Community can reduce risk in your GTM strategy

The content and conversations that arise from your community will reveal their needs and priorities, as well as which features they value and which features they struggle with.

If you’re connecting with your community and paying attention, you have access to information that can have a significant impact on your broader go-to-market strategy.

A GTC strategy helps to leverage insights gained from community feedback by sharing them with your product, marketing, and sales teams. Listening to community feedback allows you to focus on the right pain points and features, both in marketing materials and in your product or feature roadmap. This attention to user needs fosters user loyalty and improves retention.

A go-to-community strategy can help with alignment

A go-to-community strategy helps to define the relationship between value creation (creating the “gravity” that draws community members) and value capture (user acquisition), who is responsible for what, and how these roles feed into each other.

Looking at community through the lens of value capture (as marketing often does) can skew your perspective and expectations, whereas having a strategy and resources dedicated to creating value makes it easier to distinguish between company assumptions and real user priorities.

The reality is that in order to be truly product-centric, you have to be community-centric.

Where to begin: How to build a GTC strategy

While there’s no go-to-community playbook as yet, Woods helpfully provides some questions to help companies arrive at a more concrete concept of go-to-community and get the ball rolling:

  • Who is in our community and why are they here? Who is not in the community?
  • What value will we create for the community, regardless of whether they are paying customers?
  • What value will the members provide each other?
  • How will we listen, talk to, and be directed by our customers?
  • How and where will we deliver insights from these conversations to the rest of the company?
  • How will we incentivize, recognize, and reward participation?
  • What values and norms will we model and do we expect of the community?
  • How can we make our community smarter, happier, wealthier? Through what programs, which channels?

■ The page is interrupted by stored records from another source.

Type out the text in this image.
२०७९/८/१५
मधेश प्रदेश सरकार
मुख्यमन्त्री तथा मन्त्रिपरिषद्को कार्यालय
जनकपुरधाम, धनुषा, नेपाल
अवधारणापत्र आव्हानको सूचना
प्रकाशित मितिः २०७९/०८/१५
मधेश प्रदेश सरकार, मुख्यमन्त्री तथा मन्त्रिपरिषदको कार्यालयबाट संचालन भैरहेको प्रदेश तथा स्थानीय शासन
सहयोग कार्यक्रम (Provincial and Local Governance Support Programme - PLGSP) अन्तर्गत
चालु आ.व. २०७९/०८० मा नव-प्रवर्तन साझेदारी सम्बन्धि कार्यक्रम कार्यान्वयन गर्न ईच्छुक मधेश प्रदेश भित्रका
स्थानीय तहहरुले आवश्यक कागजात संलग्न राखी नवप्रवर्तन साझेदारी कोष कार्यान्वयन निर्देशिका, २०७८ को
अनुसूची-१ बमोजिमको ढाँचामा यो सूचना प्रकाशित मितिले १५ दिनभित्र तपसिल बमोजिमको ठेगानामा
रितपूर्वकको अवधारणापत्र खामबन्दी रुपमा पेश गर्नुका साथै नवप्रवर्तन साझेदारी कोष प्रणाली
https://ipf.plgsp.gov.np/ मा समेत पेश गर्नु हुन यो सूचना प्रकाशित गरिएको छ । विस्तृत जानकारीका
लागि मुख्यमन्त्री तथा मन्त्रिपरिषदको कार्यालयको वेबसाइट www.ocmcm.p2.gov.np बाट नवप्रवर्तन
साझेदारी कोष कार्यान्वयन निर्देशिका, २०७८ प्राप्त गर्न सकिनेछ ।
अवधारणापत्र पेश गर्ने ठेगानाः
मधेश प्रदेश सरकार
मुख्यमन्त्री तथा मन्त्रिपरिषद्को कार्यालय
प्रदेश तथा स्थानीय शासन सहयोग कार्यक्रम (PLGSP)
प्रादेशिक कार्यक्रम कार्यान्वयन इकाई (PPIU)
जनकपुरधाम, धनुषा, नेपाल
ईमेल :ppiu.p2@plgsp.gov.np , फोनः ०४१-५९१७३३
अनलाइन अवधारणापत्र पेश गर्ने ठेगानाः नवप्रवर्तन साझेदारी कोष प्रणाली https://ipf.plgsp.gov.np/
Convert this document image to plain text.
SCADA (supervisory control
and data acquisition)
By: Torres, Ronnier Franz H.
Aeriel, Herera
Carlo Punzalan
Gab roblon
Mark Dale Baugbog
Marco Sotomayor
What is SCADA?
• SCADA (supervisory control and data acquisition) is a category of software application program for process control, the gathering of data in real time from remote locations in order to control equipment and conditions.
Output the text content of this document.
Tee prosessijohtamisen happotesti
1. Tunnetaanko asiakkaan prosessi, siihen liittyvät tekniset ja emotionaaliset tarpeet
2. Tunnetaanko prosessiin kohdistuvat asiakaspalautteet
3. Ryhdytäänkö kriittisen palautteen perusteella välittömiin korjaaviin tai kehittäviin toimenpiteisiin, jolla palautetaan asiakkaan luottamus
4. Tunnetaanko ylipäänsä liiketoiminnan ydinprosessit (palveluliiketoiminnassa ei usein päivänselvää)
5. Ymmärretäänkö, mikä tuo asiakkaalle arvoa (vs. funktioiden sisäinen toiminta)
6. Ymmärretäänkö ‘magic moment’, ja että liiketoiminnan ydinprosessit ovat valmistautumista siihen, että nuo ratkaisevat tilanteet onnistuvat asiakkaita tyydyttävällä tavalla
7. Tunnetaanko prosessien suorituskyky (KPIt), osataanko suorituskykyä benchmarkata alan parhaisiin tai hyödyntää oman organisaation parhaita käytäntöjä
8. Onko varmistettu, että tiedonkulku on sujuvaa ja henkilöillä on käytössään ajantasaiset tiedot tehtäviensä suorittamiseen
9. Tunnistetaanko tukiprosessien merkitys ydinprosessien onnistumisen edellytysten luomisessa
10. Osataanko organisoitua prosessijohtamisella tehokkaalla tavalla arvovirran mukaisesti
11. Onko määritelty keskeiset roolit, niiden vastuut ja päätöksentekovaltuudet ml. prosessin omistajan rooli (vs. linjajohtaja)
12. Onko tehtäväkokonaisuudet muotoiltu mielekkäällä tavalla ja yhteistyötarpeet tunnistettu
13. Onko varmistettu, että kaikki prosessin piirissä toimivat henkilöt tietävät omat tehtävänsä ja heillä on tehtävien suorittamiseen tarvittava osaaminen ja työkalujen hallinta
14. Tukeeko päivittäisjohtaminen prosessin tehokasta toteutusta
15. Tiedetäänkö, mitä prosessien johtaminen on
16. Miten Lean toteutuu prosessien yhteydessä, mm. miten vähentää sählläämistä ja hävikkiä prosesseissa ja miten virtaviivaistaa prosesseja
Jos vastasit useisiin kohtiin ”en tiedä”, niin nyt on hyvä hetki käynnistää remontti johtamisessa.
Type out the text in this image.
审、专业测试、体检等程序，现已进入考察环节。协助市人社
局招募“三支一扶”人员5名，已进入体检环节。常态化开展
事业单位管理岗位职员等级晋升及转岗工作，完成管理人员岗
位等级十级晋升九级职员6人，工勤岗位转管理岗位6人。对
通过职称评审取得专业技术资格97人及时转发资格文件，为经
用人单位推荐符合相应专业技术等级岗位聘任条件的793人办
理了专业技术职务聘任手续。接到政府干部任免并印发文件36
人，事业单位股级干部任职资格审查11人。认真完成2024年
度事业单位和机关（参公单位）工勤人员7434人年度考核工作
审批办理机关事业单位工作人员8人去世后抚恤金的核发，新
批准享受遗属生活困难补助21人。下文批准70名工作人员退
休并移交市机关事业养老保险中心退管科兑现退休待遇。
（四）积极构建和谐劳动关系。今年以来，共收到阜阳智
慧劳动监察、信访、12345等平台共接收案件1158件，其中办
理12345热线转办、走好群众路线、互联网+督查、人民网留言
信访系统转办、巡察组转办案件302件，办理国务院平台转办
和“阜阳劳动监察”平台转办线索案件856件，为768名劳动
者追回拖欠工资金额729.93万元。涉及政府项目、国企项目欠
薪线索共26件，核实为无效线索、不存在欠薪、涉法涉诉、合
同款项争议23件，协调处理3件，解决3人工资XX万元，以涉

Additional questions to consider include which platform(s) will your community will live on, how you will enforce your community standards (will you moderate interactions? How?), and which aspects of your community-building efforts you could outsource.

Why is community so important in today’s product landscape?

Today’s buyers are faced with endless choices, which means that businesses can’t rely on features and pricing alone to attract users. A thriving community driven by a strong “go-to-community” competency helps companies compete in this new world.

Beyond this, we think teams working on fast-growing products would be prudent to prioritize building community features into their own mobile apps, rather than outsourcing their community to 3rd-party platforms.